Lunar module “Odyssey”: what kind of device is it

Nova-C, or Odyssey, is a private lunar lander from Houston-based Intuitive Machines. It is a hexagonal cylinder with six landing pads. Its height is 4 m, width is 1.57 m and its weight is 1908 kg. Nova-C can deliver about 100 kg of payload to the lunar surface. The mission that sent Odyssey to the Moon is called IM-1.

Why was the lunar module Odyssey launched?

Odyssey is one of the landers that NASA will launch in 2024 to prepare for manned flights as part of the Artemis program. These devices are designed to deliver cargo to the Moon that will be needed by expedition participants. From 2025, the agency plans to send people to the Earth’s satellite (first it should be a manned flight and in the future – landing).

For the module to operate successfully, it was equipped with six NASA scientific instruments included in the Commercial Lunar Payload Services (CLPS) program. It aims to use privately owned spacecraft to collect data that will pave the way for a permanent human presence on and around the Moon.

For example, the module is equipped with a laser retroreflector that helps other spacecraft make precise landings. This radio navigation beacon provides geolocation data to landers and astronauts, stereo cameras, and an apparatus for studying gas on the lunar surface.

What were the launch, flight, and landing like?

The launch was planned for February 14 but was postponed a day due to environmental conditions. The module was launched from Cape Canaveral. The device was delivered into space by a SpaceX Falcon 9 rocket. Its first stage successfully landed back on Earth.

Odyssey entered lunar orbit on February 21 and reached the surface of the satellite on February 23. The device landed 1.5 km from the intended target – the Malapert A crater, 300 km from the South Pole. However, the module flew too fast and caught on the surface of the satellite during the landing.

It was planned that the device would work on the Moon for 14 Earth days – until the onset of a long cold period, which the module was unable to survive. However, due to an unsuccessful landing, the process ended early. The device landed on its side and stopped working as soon as the light stopped hitting the solar panels.

At the same time, the rest of the equipment and payload worked normally, – researchers from Earth managed to obtain an array of data. What will happen next with the device is still unknown.

The Odyssey, in addition to scientific instruments, transported payloads from six private companies to the Earth’s satellite. Here’s what’s left on the Moon:

  • Columbia’s Omni-Heat Infinity aerospace heat-reflective material;
  • the EagleCam camera system from Embry Riddle Aeronautical University;
  • a sculpture by artist Jeff Koons of 125 miniature stainless steel moon phases;
  • the ILO-X device to create an observatory at the satellite’s South Pole;
  • monograms from the Galactic Heritage Laboratory with data from cultural archives and Wikipedia entries;

digital media for the first data bank on the Moon from Lonestar data holdings.
Nova-C became the first private lunar lander in history and the first US spacecraft on Earth’s satellite since 1972.

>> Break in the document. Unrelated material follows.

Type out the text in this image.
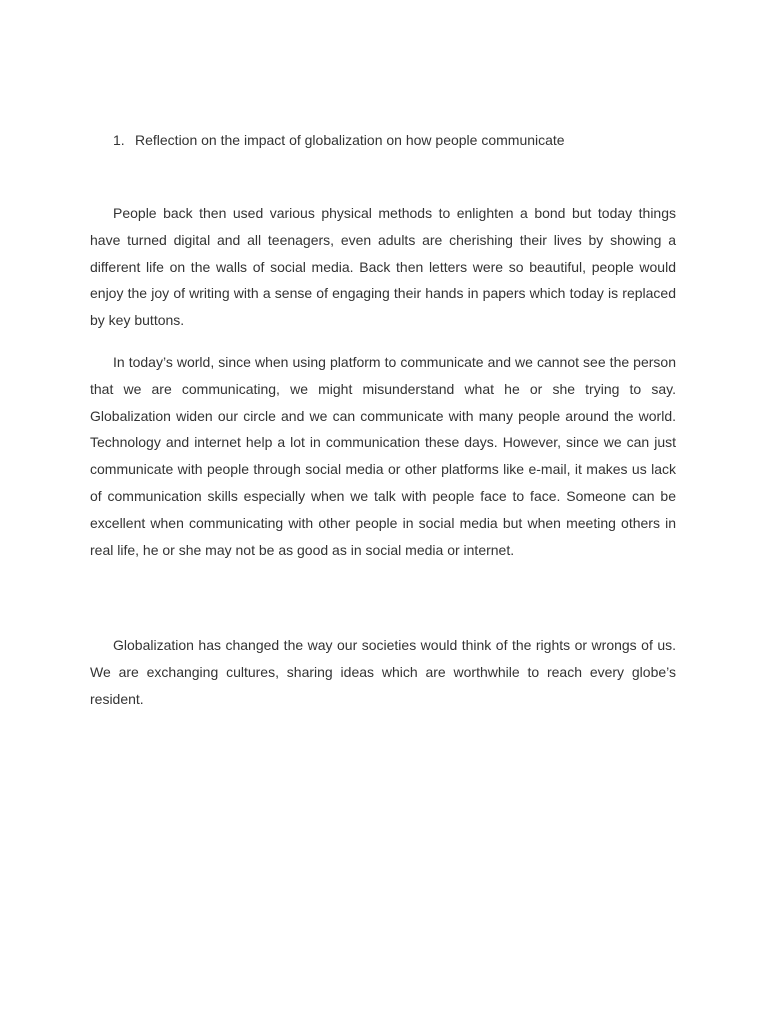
1. Reflection on the impact of globalization on how people communicate

People back then used various physical methods to enlighten a bond but today things have turned digital and all teenagers, even adults are cherishing their lives by showing a different life on the walls of social media. Back then letters were so beautiful, people would enjoy the joy of writing with a sense of engaging their hands in papers which today is replaced by key buttons.

In today’s world, since when using platform to communicate and we cannot see the person that we are communicating, we might misunderstand what he or she trying to say. Globalization widen our circle and we can communicate with many people around the world. Technology and internet help a lot in communication these days. However, since we can just communicate with people through social media or other platforms like e-mail, it makes us lack of communication skills especially when we talk with people face to face. Someone can be excellent when communicating with other people in social media but when meeting others in real life, he or she may not be as good as in social media or internet.

Globalization has changed the way our societies would think of the rights or wrongs of us. We are exchanging cultures, sharing ideas which are worthwhile to reach every globe’s resident.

Intuitive Machines received $77 million for three missions to land unmanned vehicles on the Moon as part of NASA’s program. All of them require the use of Nova-C modules. The company is already working on preparing a second flight. The new device will carry other payloads.

So, they are going to send a small autonomous robot “Hopper” on its next flight. It will detach from the lander and descend into permanently shadowed areas inside lunar craters, study them, and then return. Sunlight never reaches its bottom, and the material accumulated there may contain new information about our solar system.